A l’image de tout le vestiaire, la gardienne lyonnaise n’est pas mécontente d’avoir « mis un gros coup derrière la tête » au PSG. « On a montré qu’on était encore là, il ne faut pas nous enterrer tout de suite, complète Eugénie Le Sommer, qui a signé le deuxième but samedi. Ça nous avait embêté de perdre un trophée l’année dernière. » Et cette fois, on retrouve un Lyon lancé sur la voie royale pour un prestigieux triplé. « Il fallait avoir un minimum de respect pour tout ce qu’on a fait. On n’a pas volé nos titres et on n’a rien voulu leur laisser ce soir », confie la capitaine Wendie Renard, auteure de son 100e but sous le maillot lyonnais.

« Chez nous, il n’y a aucune arrogance »

Vous l’aurez compris, les Parisiennes auraient mieux fait de la jouer profil bas avant de défier une telle machine à gagner, toujours plus redoutable dans les gros rendez-vous. « On a l’habitude de jouer des grandes affiches, confirme Sarah Bouhaddi. On bascule en mode Ligue des champions.

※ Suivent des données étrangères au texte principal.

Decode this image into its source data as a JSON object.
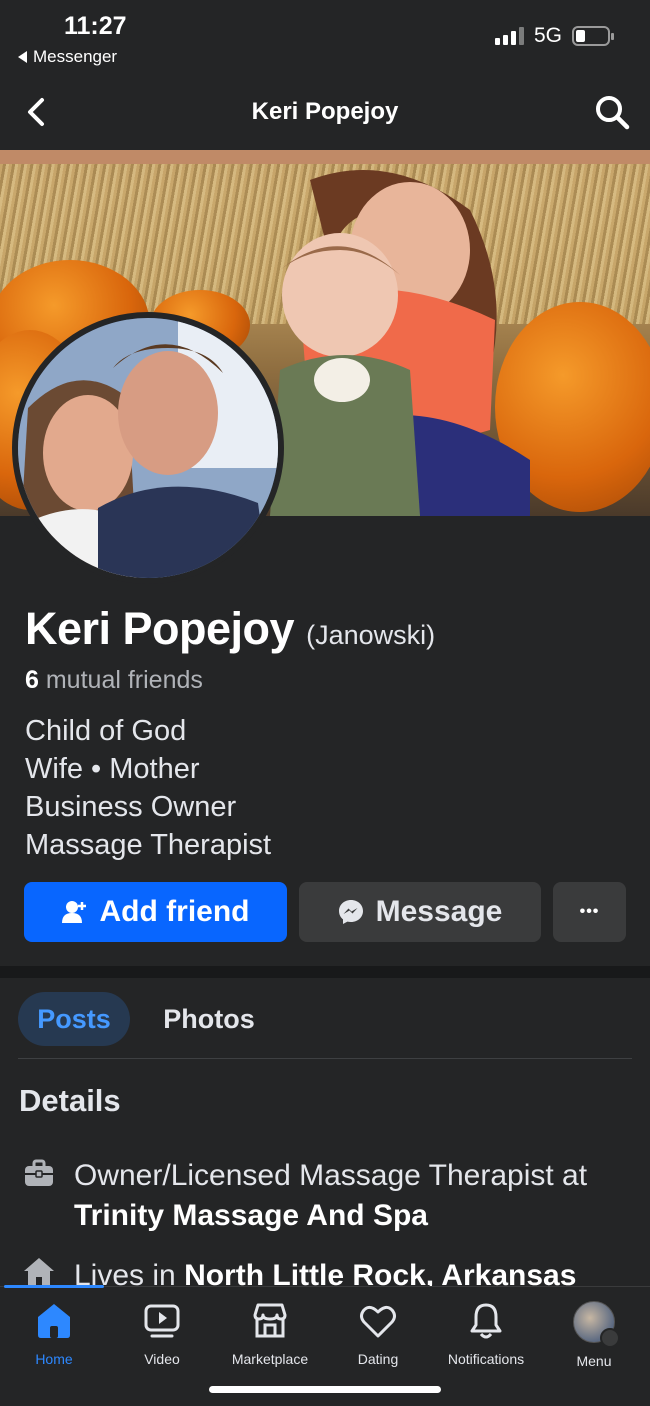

On l’a prouvé contre Wolfsburg [2-1 et 2-4 en quart de finale européen] et encore ce soir. On sait que beaucoup de gens aimeraient que l’OL tombe et on a prouvé que notre équipe est toujours là. »

Reynald Pedros a bien senti ces derniers jours que ses joueuses étaient piquées par l’ambition du PSG de les renverser au Parc OL.

« Ça faisait un moment qu’on nous disait que les Parisiennes étaient proches de nous, comme en février en Coupe de France [1-0]. Les filles avaient à cœur de montrer qu’on avait encore de la marge. Chez nous, il n’y a aucune arrogance, il y a beaucoup de joie de vivre et de détermination. Si l’OL en est là aujourd’hui, c’est parce que les filles ont toujours respecté leurs adversaires, sans jamais les prendre de haut, et on l’a encore vu ce soir avec ce match plein. »

« Les filles avaient envie de remettre les choses au point »

Même après tous ses triomphes, cette équipe féminine continue de bluffer son président. « Les filles se transcendent et elles arrivent à contourner tous les obstacles, constate Jean-Michel Aulas. Ce sont de vraies guerrières qui se remettent toujours en cause. Le PSG a peut-être exprimé de manière trop forte son ambition et les filles avaient envie de remettre les choses au point. »

Et quand la bande à Hegerberg, Le Sommer et Marozsán se met en route, personne ne parvient à lui résister. Leur régularité au plus haut niveau tranche évidemment avec l'autre actualité du jour à l’OL, consécutive à un troisième revers de rang des joueurs de Bruno Genesio. « Nous sommes tristes de ce qui se passe en ce moment chez les garçons, explique Reynald Pedros. Si on peut donner un peu de sourire à notre président et à tous les gens du club, c’est tant mieux. » Au vu du festival de samedi, l’objectif a été rempli haut la main.